McGill’s Tuesday Night Caf Theatre’s performance of Samuel Beckett’s 1953 classic is a refreshing take on a work students are more used to reading than watching. Director Holly Greene uses this to her advantage, playing on the body in ways readers would never imagine. She adds farce to the performances, using the tripping, whipping and crying characters to lighten the bleak mood of the play.
Some actors, however, pull this off better than others. The spark and power of the play rests largely on the performance of Kyle MacDougall, who plays Estragon. MacDougall has excellent timing and he falls surprisingly naturally into a role that is so self-referential. MacDougall doesn’t fail to recognize that, and he plays with the audience just as readers would have hoped. He manages to convince, somehow, that he is weak, needy, and dependent on Vladimir, yet perhaps also the more self-aware character.

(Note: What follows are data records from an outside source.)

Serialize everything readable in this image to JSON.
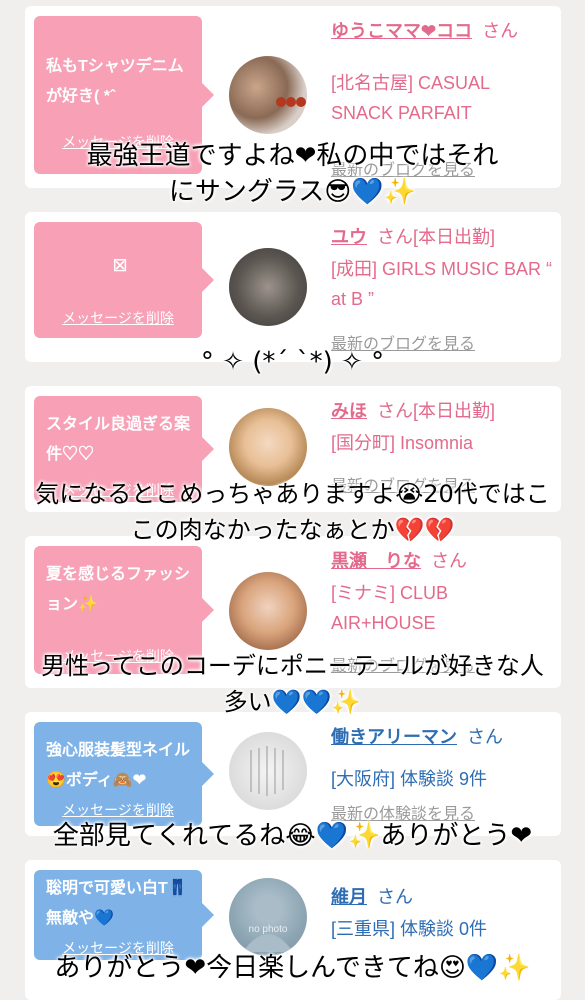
{
  "delete_label": "メッセージを削除",
  "colors": {
    "pink": "#f7a0b6",
    "blue": "#7fb3e8",
    "pink_text": "#e36a8c",
    "blue_text": "#2e6db4"
  },
  "cards": [
    {
      "message": "私もTシャツデニムが好き( *ˆ",
      "name": "ゆうこママ❤ココ",
      "suffix": "さん",
      "location": "[北名古屋] CASUAL SNACK PARFAIT",
      "link": "最新のブログを見る"
    },
    {
      "message": "☒",
      "name": "ユウ",
      "suffix": "さん[本日出勤]",
      "location": "[成田] GIRLS MUSIC BAR “ at B ”",
      "link": "最新のブログを見る"
    },
    {
      "message": "スタイル良過ぎる案件♡♡",
      "name": "みほ",
      "suffix": "さん[本日出勤]",
      "location": "[国分町] Insomnia",
      "link": "最新のブログを見る"
    },
    {
      "message": "夏を感じるファッション✨",
      "name": "黒瀬　りな",
      "suffix": "さん",
      "location": "[ミナミ] CLUB AIR+HOUSE",
      "link": "最新のブログを見る"
    },
    {
      "message": "強心服装髪型ネイル😍ボディ🙈❤",
      "name": "働きアリーマン",
      "suffix": "さん",
      "location": "[大阪府] 体験談 9件",
      "link": "最新の体験談を見る"
    },
    {
      "message": "聡明で可愛い白T👖無敵や💙",
      "name": "維月",
      "suffix": "さん",
      "location": "[三重県] 体験談 0件",
      "avatar_text": "no photo"
    }
  ],
  "overlays": [
    {
      "line1": "最強王道ですよね❤私の中ではそれ",
      "line2": "にサングラス😎💙✨"
    },
    {
      "line1": "° ✧ (*´ `*) ✧ °"
    },
    {
      "line1": "気になるとこめっちゃありますよ😭20代ではこ",
      "line2": "この肉なかったなぁとか💔💔"
    },
    {
      "line1": "男性ってこのコーデにポニーテールが好きな人",
      "line2": "多い💙💙✨"
    },
    {
      "line1": "全部見てくれてるね😂💙✨ありがとう❤"
    },
    {
      "line1": "ありがとう❤今日楽しんできてね😍💙✨"
    }
  ]
}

Max Woertendyke kept up the more long-winded lines of Vladimir, but unfortunately, he screamed many of them at the audience. Some of Beckett’s best words were lost as Woertendyke’s volume increased. He did, still, pass reasonably well as the more confident of the two characters, playing on the farce as well as the misery.
Adam Conter’s portrayal of Pozzo added an absurdist punch to the play. He took Beckett’s loud, self-interested and sadistic character to the extreme. Not only is this Pozzo loud, but he walks oddly, does a little dance every time before he sits down and he has funny triangle-shaped eyebrows like an evil cartoon character. His servant, played by Danny Coleman, joins in the ridiculous, but his constant panting did get a little distracting. Ok, he’s tired, but does he have to be tired so loudly?
Costume designer, Elizabeth Bruce, also deserves a nod for her inventive transformation of a fully grown man into a child using only his costume. Let’s just say his arms became his legs.
This is a must see for any Beckett fanatics, and a must see just for MacDougall’s performance. Don’t be scared away by the bleak reputation of the play, or the idea of nothing happening. The circles of the play, the repetitions and inertia are provocative rather than dismal. Enjoy a night of brilliant writing, good acting, and certainly, a fair bit of fun.